Non-farm payrolls rose by 353k in January, well ahead of the consensus forecast calling for a smaller gain of 185k.
- This morning’s report also included annual benchmark revisions as well as revised seasonal factors. The revisions showed a slightly weaker rate of job growth over 2022 and early-2023. The total level of nonfarm employment for March 2023 was revised down by 188K (seasonally adjusted) or -0.1%. However, revisions through the H2’2023 showed a slightly more robust pace of hiring, with the monthly upward revision over the last six months averaging 27k. This was in part boosted by December’s revisions, which were revised higher by a sizeable 117k.
Private payrolls rose by 317k – slightly higher than the 278k reported in December. Gains in the service sector (+289k) were widespread, with health care & education (+112k), professional & business services (+74k) and retail trade (+45k) seeing the strongest gains. Goods-producing industries (+28k) also had a solid month, with hiring in both construction (+11k) and manufacturing (+23k) recording gains. Government added 36k jobs.
In the household survey, new population controls were introduced last month (as is the case every January), but the historical household data was not revised. This distorts the month-to-month changes for household employment and labor force. However, the ratios in the survey (i.e., the unemployment and participation rates) remain largely unaffected. Both the unemployment rate and participation rate held steady at December’s levels of 3.7% and 62.5%, respectively.
Average hourly earnings rose sharply, rising 0.6% month-on-month (m/m) – a notable acceleration from last month’s 0.4% m/m gain. On a twelve-month basis, wage growth ticked up to 4.5% – the strongest pace of growth since September. The three-month annualized rate of change rose to 5.4% (from 4.2% in December).
Key Implications
Strong employment readings for the month of January have become a recurring theme post-pandemic. Not only did job growth handily beat expectations, but job gains were also reasonably widespread as evidenced by the private-sector diffusion index rising sharply to 65.6 – the highest level since January 2022. Monthly wage growth also accelerated by the fastest pace in nearly two years, pushing the year-on-year measure up to a five-month high.

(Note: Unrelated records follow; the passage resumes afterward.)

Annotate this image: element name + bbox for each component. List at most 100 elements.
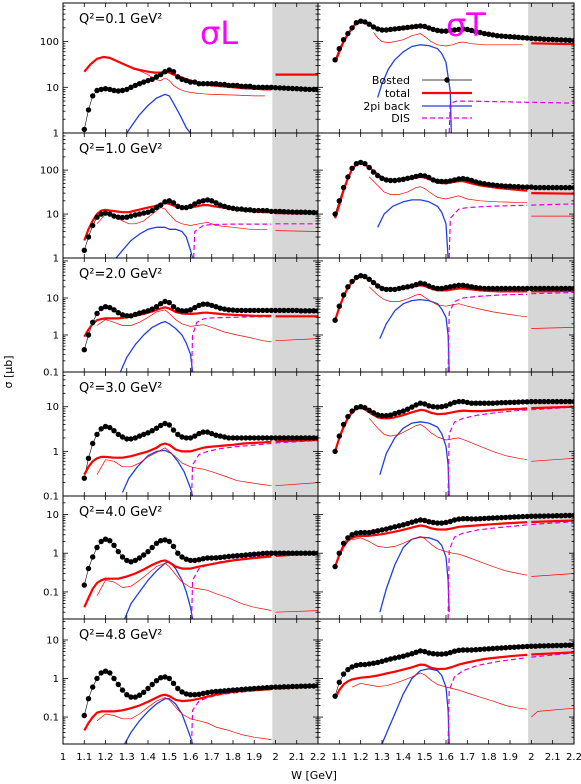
bosted-point bbox=[209, 81, 215, 87]
bosted-point bbox=[107, 424, 113, 431]
bosted-point bbox=[392, 410, 398, 417]
bosted-point bbox=[358, 661, 364, 668]
bosted-point bbox=[124, 557, 130, 564]
bosted-point bbox=[520, 285, 526, 292]
y-tick-label: 1 bbox=[53, 129, 59, 140]
bosted-point bbox=[247, 686, 253, 692]
bosted-point bbox=[204, 429, 211, 435]
bosted-point bbox=[268, 307, 274, 314]
y-tick-label: 0.1 bbox=[43, 368, 59, 379]
bosted-point bbox=[107, 304, 113, 311]
bosted-point bbox=[166, 538, 172, 545]
bosted-point bbox=[153, 540, 160, 546]
bosted-point bbox=[541, 285, 547, 292]
bosted-point bbox=[511, 285, 517, 292]
bosted-point bbox=[349, 532, 355, 538]
bosted-point bbox=[85, 455, 92, 461]
bosted-point bbox=[396, 409, 402, 415]
shaded-region bbox=[272, 258, 318, 372]
bosted-point bbox=[238, 435, 245, 441]
bosted-point bbox=[302, 308, 308, 314]
x-tick-label: 1.8 bbox=[225, 752, 241, 763]
bosted-point bbox=[243, 207, 249, 213]
bosted-point bbox=[340, 421, 347, 428]
bosted-point bbox=[162, 420, 168, 427]
bosted-point bbox=[85, 332, 92, 338]
bosted-point bbox=[392, 655, 398, 661]
bosted-point bbox=[217, 433, 223, 439]
bosted-point bbox=[353, 161, 360, 167]
bosted-point bbox=[503, 399, 509, 406]
bosted-point bbox=[234, 687, 240, 693]
bosted-point bbox=[200, 301, 206, 307]
bosted-point bbox=[98, 86, 104, 93]
series-dis bbox=[531, 291, 574, 295]
bosted-point bbox=[366, 21, 372, 27]
bosted-point bbox=[370, 529, 377, 535]
bosted-point bbox=[200, 429, 206, 435]
bosted-point bbox=[90, 554, 96, 560]
bosted-point bbox=[277, 550, 283, 556]
series-total bbox=[83, 306, 272, 338]
x-tick-label: 1.5 bbox=[161, 752, 177, 763]
bosted-point bbox=[520, 644, 526, 650]
bosted-point bbox=[507, 644, 513, 651]
bosted-point bbox=[90, 93, 96, 99]
bosted-point bbox=[447, 401, 453, 407]
bosted-point bbox=[554, 398, 560, 405]
bosted-point bbox=[486, 515, 492, 521]
bosted-point bbox=[149, 207, 155, 214]
bosted-point bbox=[477, 516, 483, 522]
series-dis bbox=[447, 409, 528, 496]
bosted-point bbox=[285, 550, 291, 556]
bosted-point bbox=[183, 435, 189, 441]
bosted-point bbox=[409, 651, 415, 657]
bosted-point bbox=[494, 515, 500, 521]
bosted-point bbox=[370, 169, 377, 175]
bosted-point bbox=[128, 694, 134, 700]
bosted-point bbox=[477, 646, 483, 653]
bosted-point bbox=[141, 552, 147, 558]
bosted-point bbox=[332, 317, 338, 323]
series-thin bbox=[96, 207, 267, 230]
bosted-point bbox=[230, 307, 236, 313]
bosted-point bbox=[460, 516, 466, 522]
bosted-point bbox=[98, 305, 104, 312]
bosted-point bbox=[162, 674, 168, 680]
bosted-point bbox=[511, 399, 517, 405]
bosted-point bbox=[158, 301, 164, 307]
series-total bbox=[83, 555, 272, 608]
bosted-point bbox=[115, 548, 122, 555]
bosted-point bbox=[490, 515, 496, 521]
bosted-point bbox=[136, 81, 143, 87]
bosted-point bbox=[562, 512, 569, 519]
q2-label: Q²=2.0 GeV² bbox=[79, 267, 162, 282]
bosted-point bbox=[520, 399, 526, 405]
bosted-point bbox=[494, 400, 500, 406]
bosted-point bbox=[515, 644, 522, 650]
bosted-point bbox=[524, 285, 530, 292]
bosted-point bbox=[158, 538, 164, 544]
bosted-point bbox=[175, 203, 181, 209]
bosted-point bbox=[362, 405, 368, 411]
bosted-point bbox=[107, 86, 113, 93]
bosted-point bbox=[200, 198, 206, 204]
column-title: σL bbox=[200, 14, 238, 52]
bosted-point bbox=[379, 27, 385, 33]
bosted-point bbox=[439, 178, 445, 185]
bosted-point bbox=[486, 646, 492, 652]
bosted-point bbox=[456, 176, 462, 182]
series-total bbox=[531, 651, 574, 656]
bosted-point bbox=[353, 662, 360, 668]
panel-1-1 bbox=[317, 132, 575, 259]
series-thin bbox=[351, 672, 528, 710]
bosted-point bbox=[302, 86, 308, 92]
bosted-point bbox=[162, 199, 168, 205]
bosted-point bbox=[370, 24, 377, 30]
x-tick-label: 2 bbox=[272, 752, 278, 763]
bosted-point bbox=[426, 650, 432, 656]
bosted-point bbox=[558, 513, 564, 519]
bosted-point bbox=[379, 175, 385, 181]
bosted-point bbox=[426, 283, 432, 289]
legend-label: DIS bbox=[391, 112, 410, 125]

Despite the incredibly strong employment report, post-payrolls market pricing for a May cut (60% priced) has barely budged – likely the result of Powell having recently downplaying the impact of strong economic data. Although the labor market remains hot, productivity (measured as output per worker) continued to firm through the fourth quarter of last year, helping to restrain the inflationary impulse from higher wage growth and posing less of a threat to the inflation outlook. From that perspective, a further easing in inflationary pressures over the coming months could provide the FOMC enough reassurance that inflation remains on a sustainable path back to 2%. This suggests that the Fed could argue that a May rate cut is still justified despite the ongoing labor market strength.